Dans ce colossal travail de lip-sync, il y a l’émotion du souvenir, mais aussi une forme de monstruosité. Par le biais d’un éventail infini d’expressions faciales, l’interprète explore les chemins les plus poussés de la métamorphose pour devenir une créature hybride : être humain, animal, clown, démon… À la flexibilité de la bouche s’ajoutent les transfigurations du corps de l’interprète, qui utilise habilement toutes les parties de son corps pour donner l’illusion de la résonance du son. De la luette du fond de sa gorge jusqu’à ses omoplates, tout chez lui se met en mouvement pour danser sur le bruit. La figure du monstre, c’est la possibilité de trouver un état de libération en échappant à la norme : le corps métamorphosé de Luciano Rosso va au-delà du genre et d’une quelconque assignation, il se déploie à travers le monde entier. La monstruosité, c’est la liberté, comme le rappelle le philosophe Paul B. Preciado : « [La] condition [de monstre] est comme un pied qui avance dans le vide en indiquant la voie vers un autre monde. »
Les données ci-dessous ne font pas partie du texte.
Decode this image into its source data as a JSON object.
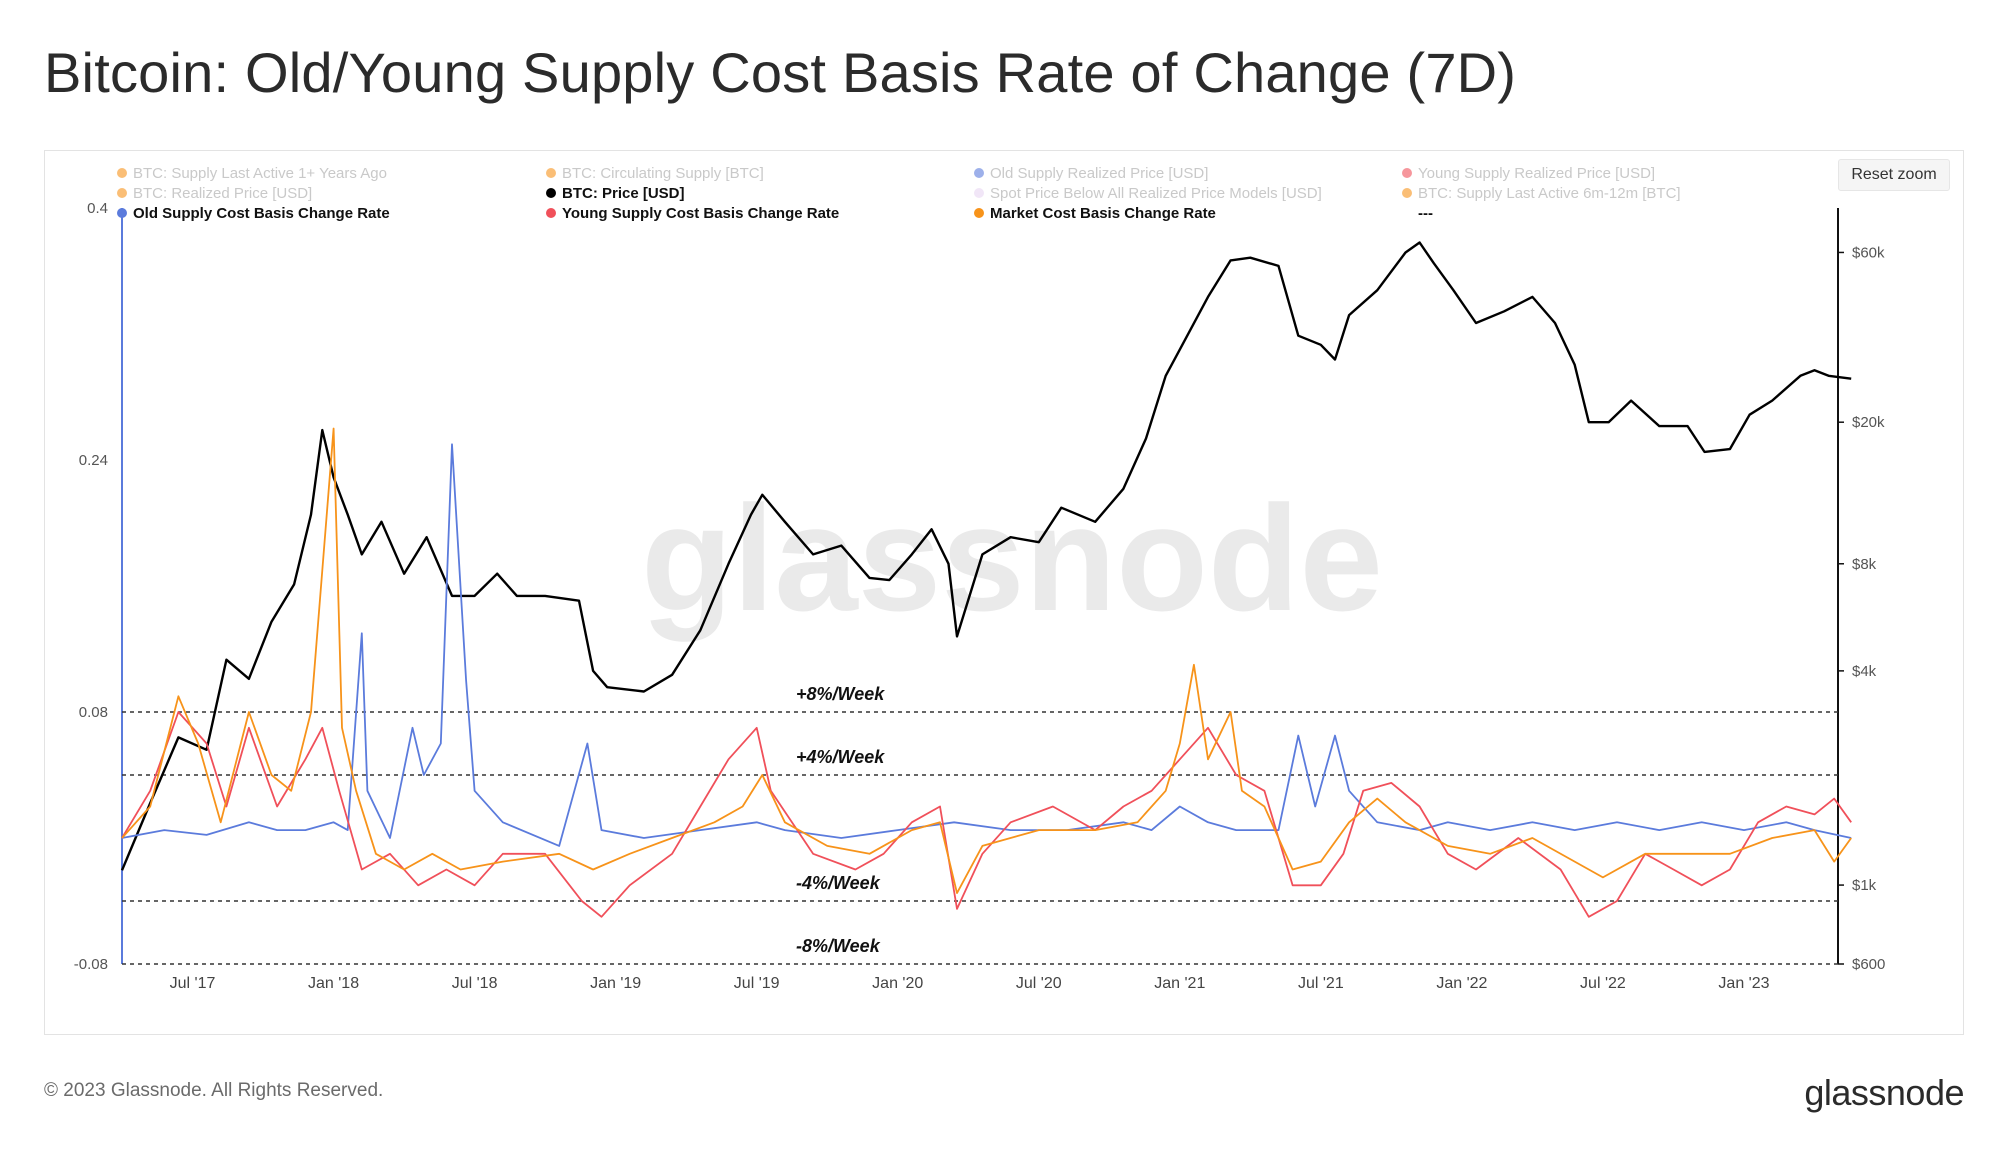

En nous replongeant dans les temps de confinement et d’isolement, Luciano Rosso nous invite à sublimer notre solitude. Démesurément drôle et cathartique, le spectacle Apocalipsync s’échappe du réel pour nous plonger dans l’imaginaire, l’impossible et le théâtre, sans pour autant oublier le tragique. Porte-parole(s), Luciano Rosso vogue avec brio entre tous les corps et toutes les formes et crée pour nous un endroit à part : une bibliothèque d’archives qui se transforme en cirque parodique et où l’on rit, comme lui, à gorge déployée.

  • Apocalipsync, jusqu’au 2 avril 2023 au Théâtre du Rond-Point. Un spectacle de Luciano Rosso et Maria Saccone, interprété par Luciano Rosso et mis en scène par Luciano Rosso, Maria Saccone et Hermes Gaido.